D&D what I really like about the TurobMaxx is the fan is outside the camper, so it should be even quieter when running. I've heard good things about both fans and wouldn't hesitate to buy either one of them. The TurboMaxx can be spend, so I'm watching it on a few sites to see if it goes on sale or if camperschoice.com has one of their sales.


----------



## vern38 (Aug 18, 2003)

I have a Turbo Maxx Fan Installed over the bed in our Outback. I pulled the wires down to the light but they are not on the switch. I undid the pigtail and wired it before the switch.

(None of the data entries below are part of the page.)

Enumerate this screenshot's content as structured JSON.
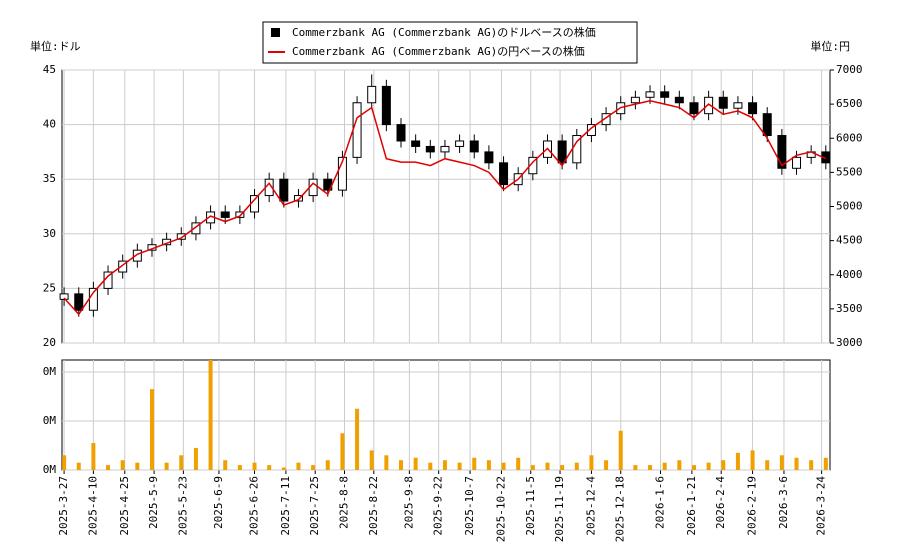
{
  "chart_data": {
    "type": "candlestick",
    "legend_position": "top",
    "candle_name": "Commerzbank AG (Commerzbank AG)のドルベースの株価",
    "candle_color": "#000000",
    "y_unit": "単位:ドル",
    "y2_unit": "単位:円",
    "x": [
      "2025-3-27",
      "2025-4-3",
      "2025-4-10",
      "2025-4-17",
      "2025-4-24",
      "2025-5-1",
      "2025-5-8",
      "2025-5-15",
      "2025-5-22",
      "2025-5-29",
      "2025-6-5",
      "2025-6-12",
      "2025-6-19",
      "2025-6-26",
      "2025-7-3",
      "2025-7-10",
      "2025-7-17",
      "2025-7-24",
      "2025-7-31",
      "2025-8-7",
      "2025-8-14",
      "2025-8-21",
      "2025-8-28",
      "2025-9-4",
      "2025-9-11",
      "2025-9-18",
      "2025-9-25",
      "2025-10-2",
      "2025-10-9",
      "2025-10-16",
      "2025-10-23",
      "2025-10-30",
      "2025-11-6",
      "2025-11-13",
      "2025-11-20",
      "2025-11-27",
      "2025-12-4",
      "2025-12-11",
      "2025-12-18",
      "2025-12-25",
      "2026-1-1",
      "2026-1-8",
      "2026-1-15",
      "2026-1-22",
      "2026-1-29",
      "2026-2-5",
      "2026-2-12",
      "2026-2-19",
      "2026-2-26",
      "2026-3-5",
      "2026-3-12",
      "2026-3-19",
      "2026-3-26"
    ],
    "open": [
      24,
      24.5,
      23,
      25,
      26.5,
      27.5,
      28.5,
      29,
      29.5,
      30,
      31,
      32,
      31.5,
      32,
      33.5,
      35,
      33,
      33.5,
      35,
      34,
      37,
      42,
      43.5,
      40,
      38.5,
      38,
      37.5,
      38,
      38.5,
      37.5,
      36.5,
      34.5,
      35.5,
      37,
      38.5,
      36.5,
      39,
      40,
      41,
      42,
      42.5,
      43,
      42.5,
      42,
      41,
      42.5,
      41.5,
      42,
      41,
      39,
      36,
      37,
      37.5
    ],
    "high": [
      25.1,
      25.1,
      25.6,
      27.1,
      28.1,
      29.1,
      29.6,
      30.1,
      30.6,
      31.6,
      32.6,
      32.6,
      32.6,
      34.1,
      35.6,
      35.6,
      34.1,
      35.6,
      35.6,
      37.6,
      42.6,
      44.6,
      44.1,
      40.6,
      39.1,
      38.6,
      38.6,
      39.1,
      39.1,
      38.1,
      37.1,
      36.1,
      37.6,
      39.1,
      39.1,
      39.6,
      40.6,
      41.6,
      42.6,
      43.1,
      43.6,
      43.6,
      43.1,
      42.6,
      43.1,
      43.1,
      42.6,
      42.6,
      41.6,
      39.6,
      37.6,
      38.1,
      38.1
    ],
    "low": [
      23.4,
      22.4,
      22.4,
      24.4,
      25.9,
      26.9,
      27.9,
      28.4,
      28.9,
      29.4,
      30.4,
      30.9,
      30.9,
      31.4,
      32.9,
      32.4,
      32.4,
      32.9,
      33.4,
      33.4,
      36.4,
      41.4,
      39.4,
      37.9,
      37.4,
      36.9,
      36.9,
      37.4,
      36.9,
      35.9,
      33.9,
      33.9,
      34.9,
      36.4,
      35.9,
      35.9,
      38.4,
      39.4,
      40.4,
      41.4,
      41.9,
      41.9,
      41.4,
      40.4,
      40.4,
      40.9,
      40.9,
      40.4,
      38.4,
      35.4,
      35.4,
      36.4,
      35.9
    ],
    "close": [
      24.5,
      23,
      25,
      26.5,
      27.5,
      28.5,
      29,
      29.5,
      30,
      31,
      32,
      31.5,
      32,
      33.5,
      35,
      33,
      33.5,
      35,
      34,
      37,
      42,
      43.5,
      40,
      38.5,
      38,
      37.5,
      38,
      38.5,
      37.5,
      36.5,
      34.5,
      35.5,
      37,
      38.5,
      36.5,
      39,
      40,
      41,
      42,
      42.5,
      43,
      42.5,
      42,
      41,
      42.5,
      41.5,
      42,
      41,
      39,
      36,
      37,
      37.5,
      36.5
    ],
    "series": [
      {
        "name": "Commerzbank AG (Commerzbank AG)の円ベースの株価",
        "color": "#e00000",
        "axis": "y2",
        "values": [
          3660,
          3420,
          3740,
          3980,
          4140,
          4300,
          4380,
          4460,
          4540,
          4700,
          4860,
          4780,
          4860,
          5100,
          5340,
          5020,
          5100,
          5340,
          5180,
          5660,
          6300,
          6450,
          5700,
          5650,
          5650,
          5600,
          5700,
          5650,
          5600,
          5500,
          5250,
          5400,
          5650,
          5850,
          5600,
          5950,
          6150,
          6300,
          6450,
          6500,
          6550,
          6500,
          6450,
          6300,
          6500,
          6350,
          6400,
          6300,
          6000,
          5600,
          5750,
          5800,
          5700
        ]
      }
    ],
    "ylim": [
      20,
      45
    ],
    "yticks": [
      20,
      25,
      30,
      35,
      40,
      45
    ],
    "y2lim": [
      3000,
      7000
    ],
    "y2ticks": [
      3000,
      3500,
      4000,
      4500,
      5000,
      5500,
      6000,
      6500,
      7000
    ],
    "xlim": [
      "2025-3-26",
      "2026-3-28"
    ],
    "xticks": [
      "2025-3-27",
      "2025-4-10",
      "2025-4-25",
      "2025-5-9",
      "2025-5-23",
      "2025-6-9",
      "2025-6-26",
      "2025-7-11",
      "2025-7-25",
      "2025-8-8",
      "2025-8-22",
      "2025-9-8",
      "2025-9-22",
      "2025-10-7",
      "2025-10-22",
      "2025-11-5",
      "2025-11-19",
      "2025-12-4",
      "2025-12-18",
      "2026-1-6",
      "2026-1-21",
      "2026-2-4",
      "2026-2-19",
      "2026-3-6",
      "2026-3-24"
    ],
    "volume": [
      60000,
      30000,
      110000,
      20000,
      40000,
      30000,
      330000,
      30000,
      60000,
      90000,
      449000,
      40000,
      20000,
      30000,
      20000,
      10000,
      30000,
      20000,
      40000,
      150000,
      250000,
      80000,
      60000,
      40000,
      50000,
      30000,
      40000,
      30000,
      50000,
      40000,
      30000,
      50000,
      20000,
      30000,
      20000,
      30000,
      60000,
      40000,
      160000,
      20000,
      20000,
      30000,
      40000,
      20000,
      30000,
      40000,
      70000,
      80000,
      40000,
      60000,
      50000,
      40000,
      50000
    ],
    "volume_color": "#f0a000",
    "volume_ylim": [
      0,
      449000
    ],
    "volume_yticks": [
      {
        "value": 0,
        "label": "0M"
      },
      {
        "value": 200000,
        "label": "0M"
      },
      {
        "value": 400000,
        "label": "0M"
      }
    ],
    "grid": true
  }
}
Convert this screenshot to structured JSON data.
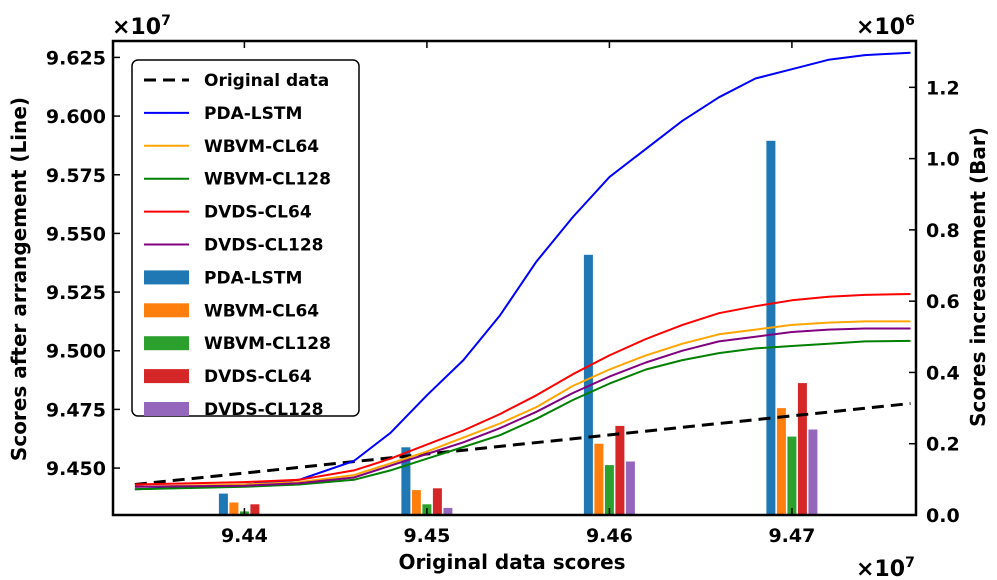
{
  "chart_data": {
    "type": "bar+line",
    "xlabel": "Original data scores",
    "ylabel_left": "Scores after arrangement (Line)",
    "ylabel_right": "Scores increasement (Bar)",
    "x_multiplier": "×10",
    "x_exponent": "7",
    "yl_multiplier": "×10",
    "yl_exponent": "7",
    "yr_multiplier": "×10",
    "yr_exponent": "6",
    "xlim": [
      9.4328,
      9.4768
    ],
    "ylim_left": [
      9.43,
      9.632
    ],
    "ylim_right": [
      0.0,
      1.33
    ],
    "x_ticks": [
      9.44,
      9.45,
      9.46,
      9.47
    ],
    "x_tick_labels": [
      "9.44",
      "9.45",
      "9.46",
      "9.47"
    ],
    "yl_ticks": [
      9.45,
      9.475,
      9.5,
      9.525,
      9.55,
      9.575,
      9.6,
      9.625
    ],
    "yl_tick_labels": [
      "9.450",
      "9.475",
      "9.500",
      "9.525",
      "9.550",
      "9.575",
      "9.600",
      "9.625"
    ],
    "yr_ticks": [
      0.0,
      0.2,
      0.4,
      0.6,
      0.8,
      1.0,
      1.2
    ],
    "yr_tick_labels": [
      "0.0",
      "0.2",
      "0.4",
      "0.6",
      "0.8",
      "1.0",
      "1.2"
    ],
    "line_series": [
      {
        "name": "Original data",
        "color": "#000000",
        "dashed": true,
        "x": [
          9.434,
          9.4765
        ],
        "y": [
          9.443,
          9.4775
        ]
      },
      {
        "name": "PDA-LSTM",
        "color": "#0000ff",
        "dashed": false,
        "x": [
          9.434,
          9.438,
          9.44,
          9.443,
          9.446,
          9.448,
          9.45,
          9.452,
          9.454,
          9.456,
          9.458,
          9.46,
          9.462,
          9.464,
          9.466,
          9.468,
          9.47,
          9.472,
          9.474,
          9.4765
        ],
        "y": [
          9.441,
          9.442,
          9.443,
          9.445,
          9.453,
          9.465,
          9.481,
          9.496,
          9.515,
          9.538,
          9.557,
          9.574,
          9.586,
          9.598,
          9.608,
          9.616,
          9.62,
          9.624,
          9.626,
          9.627
        ]
      },
      {
        "name": "WBVM-CL64",
        "color": "#ffa500",
        "dashed": false,
        "x": [
          9.434,
          9.44,
          9.443,
          9.446,
          9.448,
          9.45,
          9.452,
          9.454,
          9.456,
          9.458,
          9.46,
          9.462,
          9.464,
          9.466,
          9.468,
          9.47,
          9.472,
          9.474,
          9.4765
        ],
        "y": [
          9.442,
          9.443,
          9.444,
          9.447,
          9.452,
          9.457,
          9.463,
          9.469,
          9.476,
          9.485,
          9.492,
          9.498,
          9.503,
          9.507,
          9.509,
          9.511,
          9.512,
          9.5125,
          9.5125
        ]
      },
      {
        "name": "WBVM-CL128",
        "color": "#008000",
        "dashed": false,
        "x": [
          9.434,
          9.44,
          9.443,
          9.446,
          9.448,
          9.45,
          9.452,
          9.454,
          9.456,
          9.458,
          9.46,
          9.462,
          9.464,
          9.466,
          9.468,
          9.47,
          9.472,
          9.474,
          9.4765
        ],
        "y": [
          9.441,
          9.442,
          9.443,
          9.445,
          9.449,
          9.454,
          9.459,
          9.464,
          9.471,
          9.479,
          9.486,
          9.492,
          9.496,
          9.499,
          9.501,
          9.502,
          9.503,
          9.504,
          9.5042
        ]
      },
      {
        "name": "DVDS-CL64",
        "color": "#ff0000",
        "dashed": false,
        "x": [
          9.434,
          9.44,
          9.443,
          9.446,
          9.448,
          9.45,
          9.452,
          9.454,
          9.456,
          9.458,
          9.46,
          9.462,
          9.464,
          9.466,
          9.468,
          9.47,
          9.472,
          9.474,
          9.4765
        ],
        "y": [
          9.443,
          9.444,
          9.445,
          9.449,
          9.454,
          9.46,
          9.466,
          9.473,
          9.481,
          9.49,
          9.498,
          9.505,
          9.511,
          9.516,
          9.519,
          9.5215,
          9.523,
          9.5238,
          9.5242
        ]
      },
      {
        "name": "DVDS-CL128",
        "color": "#800080",
        "dashed": false,
        "x": [
          9.434,
          9.44,
          9.443,
          9.446,
          9.448,
          9.45,
          9.452,
          9.454,
          9.456,
          9.458,
          9.46,
          9.462,
          9.464,
          9.466,
          9.468,
          9.47,
          9.472,
          9.474,
          9.4765
        ],
        "y": [
          9.442,
          9.4425,
          9.4435,
          9.446,
          9.451,
          9.456,
          9.461,
          9.467,
          9.474,
          9.482,
          9.489,
          9.495,
          9.5,
          9.504,
          9.506,
          9.508,
          9.509,
          9.5095,
          9.5095
        ]
      }
    ],
    "bar_groups": [
      9.44,
      9.45,
      9.46,
      9.47
    ],
    "bar_series": [
      {
        "name": "PDA-LSTM",
        "color": "#1f77b4",
        "values": [
          0.06,
          0.19,
          0.73,
          1.05
        ]
      },
      {
        "name": "WBVM-CL64",
        "color": "#ff7f0e",
        "values": [
          0.035,
          0.07,
          0.2,
          0.3
        ]
      },
      {
        "name": "WBVM-CL128",
        "color": "#2ca02c",
        "values": [
          0.01,
          0.03,
          0.14,
          0.22
        ]
      },
      {
        "name": "DVDS-CL64",
        "color": "#d62728",
        "values": [
          0.03,
          0.075,
          0.25,
          0.37
        ]
      },
      {
        "name": "DVDS-CL128",
        "color": "#9467bd",
        "values": [
          0.0,
          0.02,
          0.15,
          0.24
        ]
      }
    ],
    "legend_position": "top-left"
  }
}
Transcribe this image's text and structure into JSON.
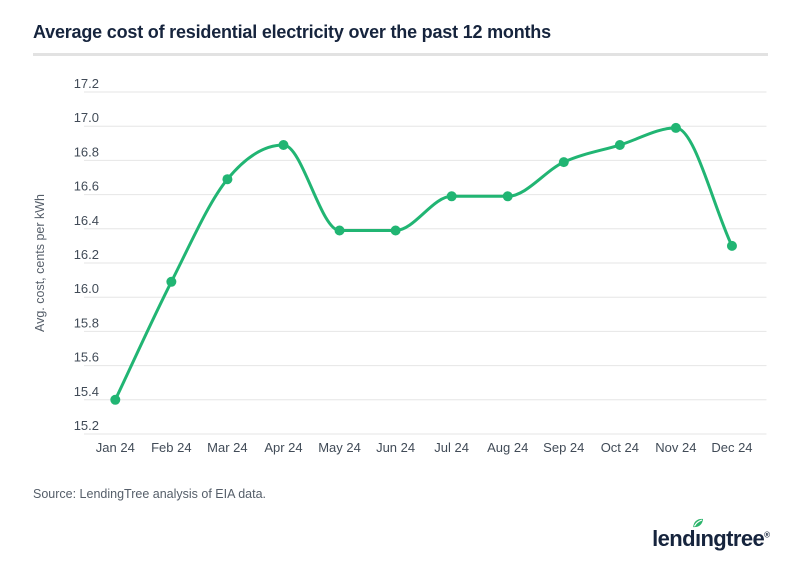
{
  "header": {
    "title": "Average cost of residential electricity over the past 12 months"
  },
  "chart_data": {
    "type": "line",
    "title": "Average cost of residential electricity over the past 12 months",
    "categories": [
      "Jan 24",
      "Feb 24",
      "Mar 24",
      "Apr 24",
      "May 24",
      "Jun 24",
      "Jul 24",
      "Aug 24",
      "Sep 24",
      "Oct 24",
      "Nov 24",
      "Dec 24"
    ],
    "series": [
      {
        "name": "Average cost of residential electricity",
        "values": [
          15.4,
          16.09,
          16.69,
          16.89,
          16.39,
          16.39,
          16.59,
          16.59,
          16.79,
          16.89,
          16.99,
          16.3
        ],
        "color": "#21b573"
      }
    ],
    "xlabel": "",
    "ylabel": "Avg. cost, cents per kWh",
    "ylim": [
      15.2,
      17.2
    ],
    "ytick_step": 0.2,
    "yticks": [
      17.2,
      17.0,
      16.8,
      16.6,
      16.4,
      16.2,
      16.0,
      15.8,
      15.6,
      15.4,
      15.2
    ],
    "grid": "horizontal",
    "legend": "none",
    "marker": "circle",
    "line_smooth": true
  },
  "style": {
    "grid_color": "#e6e6e6",
    "tick_label_color": "#414b57",
    "axis_title_color": "#555e69",
    "line_color": "#21b573",
    "marker_radius": 5,
    "line_width": 3
  },
  "footer": {
    "source": "Source: LendingTree analysis of EIA data.",
    "logo": {
      "pre": "lend",
      "dotless_i": "ı",
      "post": "ngtree",
      "registered": "®",
      "text_color": "#16243d",
      "leaf_color": "#2bb46b"
    }
  }
}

The Turbo Maxx has it's own switch so the only thing the light and fan share is the main circuit.


----------



## mjwencl (Feb 25, 2004)

NDJollyMon,

I figured I would add the Fantastic Vent in the bathroom to replace the existing unit. Since the existing unit has a small fan already, electric will be there to use. Hopefully heavy enough guage wire for the new unit.

Michael









Deleted the other topic as I missed seeing this thread.


----------



## NDJollyMon (Aug 22, 2003)

I think I'll get one of those fans too!


----------



## Y-Guy (Jan 30, 2004)

Anyone find any great prices on the TurboMaxx? So far Campers Choice seems the best that I've found.


----------



## j1mfrog (Jun 6, 2004)

Good sale on Fan-tastic fans at Camping world now.

http://www.campingworld.com/browse/skus/in...cfm?skunum=1631


----------